President of the Constitutional Court of Mali
- In office 2015–2020
- President: Ibrahim Boubacar Keïta
- Succeeded by: Position abolished

Justice on the Constitutional Court of Mali
- In office 2005–2020

Personal details
- Born: Diakité Manassa Danioko January 19, 1945 (age 81) Kadiolo, Mali

= Manassa Danioko =

Malian jurist and diplomat

Diakité Manassa Danioko (born 19 January 1945) is a Malian jurist and diplomat. She served as president of the Constitutional Court of Mali from 2015 to 2020.

== Education and career ==
Danioko was born on 19 January 1945 in Kadiolo, Mali. She received a baccalaureate in 1966. Danioko received a master's degree in law from the National School of Administration in 1970.

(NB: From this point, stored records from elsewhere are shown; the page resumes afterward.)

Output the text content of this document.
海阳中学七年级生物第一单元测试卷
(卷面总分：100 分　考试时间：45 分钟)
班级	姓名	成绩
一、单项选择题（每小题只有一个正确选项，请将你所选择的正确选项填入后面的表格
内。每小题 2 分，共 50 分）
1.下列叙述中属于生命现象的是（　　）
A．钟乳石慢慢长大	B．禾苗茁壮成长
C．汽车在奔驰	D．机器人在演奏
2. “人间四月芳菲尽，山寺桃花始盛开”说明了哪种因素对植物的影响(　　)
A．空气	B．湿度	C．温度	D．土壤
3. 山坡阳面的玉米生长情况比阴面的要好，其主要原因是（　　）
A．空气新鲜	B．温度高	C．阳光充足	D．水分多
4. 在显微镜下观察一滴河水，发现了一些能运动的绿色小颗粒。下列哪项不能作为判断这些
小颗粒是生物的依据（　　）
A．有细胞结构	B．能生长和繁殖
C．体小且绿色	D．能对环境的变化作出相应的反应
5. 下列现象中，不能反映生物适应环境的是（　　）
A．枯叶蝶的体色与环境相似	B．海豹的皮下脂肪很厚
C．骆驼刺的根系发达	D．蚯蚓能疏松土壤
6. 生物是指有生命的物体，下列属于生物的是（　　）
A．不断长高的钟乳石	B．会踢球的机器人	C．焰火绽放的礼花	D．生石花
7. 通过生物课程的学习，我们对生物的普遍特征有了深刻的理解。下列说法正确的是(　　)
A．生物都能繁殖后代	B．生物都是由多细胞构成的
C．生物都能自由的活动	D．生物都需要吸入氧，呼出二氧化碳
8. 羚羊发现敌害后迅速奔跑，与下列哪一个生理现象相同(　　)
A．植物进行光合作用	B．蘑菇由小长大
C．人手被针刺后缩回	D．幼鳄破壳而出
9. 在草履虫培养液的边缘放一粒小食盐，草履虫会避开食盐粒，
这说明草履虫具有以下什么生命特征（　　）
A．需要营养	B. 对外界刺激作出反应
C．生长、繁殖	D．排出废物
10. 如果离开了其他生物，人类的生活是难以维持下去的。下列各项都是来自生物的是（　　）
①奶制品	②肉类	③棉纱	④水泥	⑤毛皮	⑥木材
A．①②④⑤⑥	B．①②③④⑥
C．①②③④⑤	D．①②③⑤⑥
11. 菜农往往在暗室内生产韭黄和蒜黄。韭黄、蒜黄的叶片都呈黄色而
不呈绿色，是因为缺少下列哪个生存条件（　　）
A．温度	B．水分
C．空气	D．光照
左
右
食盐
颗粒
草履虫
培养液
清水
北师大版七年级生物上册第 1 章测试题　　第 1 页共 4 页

Dianoko served as President of the Labor Court or Ségou from 1970 to 1971, and she participated in a series of court internships in France beginning in October 1971. From 1972 to 1978, she was a deputy prosecutor at the Court of First Instance. She was General Counsel to the Bamako Court of Appeal from 1979 to 1981, Superior Council for the judiciary from 1979 to 1988, and advisor to the Special Court of State Security from 1983 to 1988.

Danioko was suspended from the judiciary in 1988. She challenged the suspension, and the Supreme Court of Mali overturned it in 1991. She was the Prosecutor General at the Court of Appeal of Bamako from 1991 to 1995. Danioko served as a diplomat to several countries in the Americas from 1995 to 2002. She served as Director of the DNAJ from 2004 to 2005. Danioko was appointed to the Constitutional Court of Mali in 2005. In 2015, she was elected the President of the Constitutional Court. She was the first woman to hold this position. She served in this position until the court was dissolved in July 2020.

Danioko was one of the figures opposed by protestors in 2020. In August 2020, Amnesty International reported that Danioko's bodyguards had been seen shooting at political protesters that were near her home.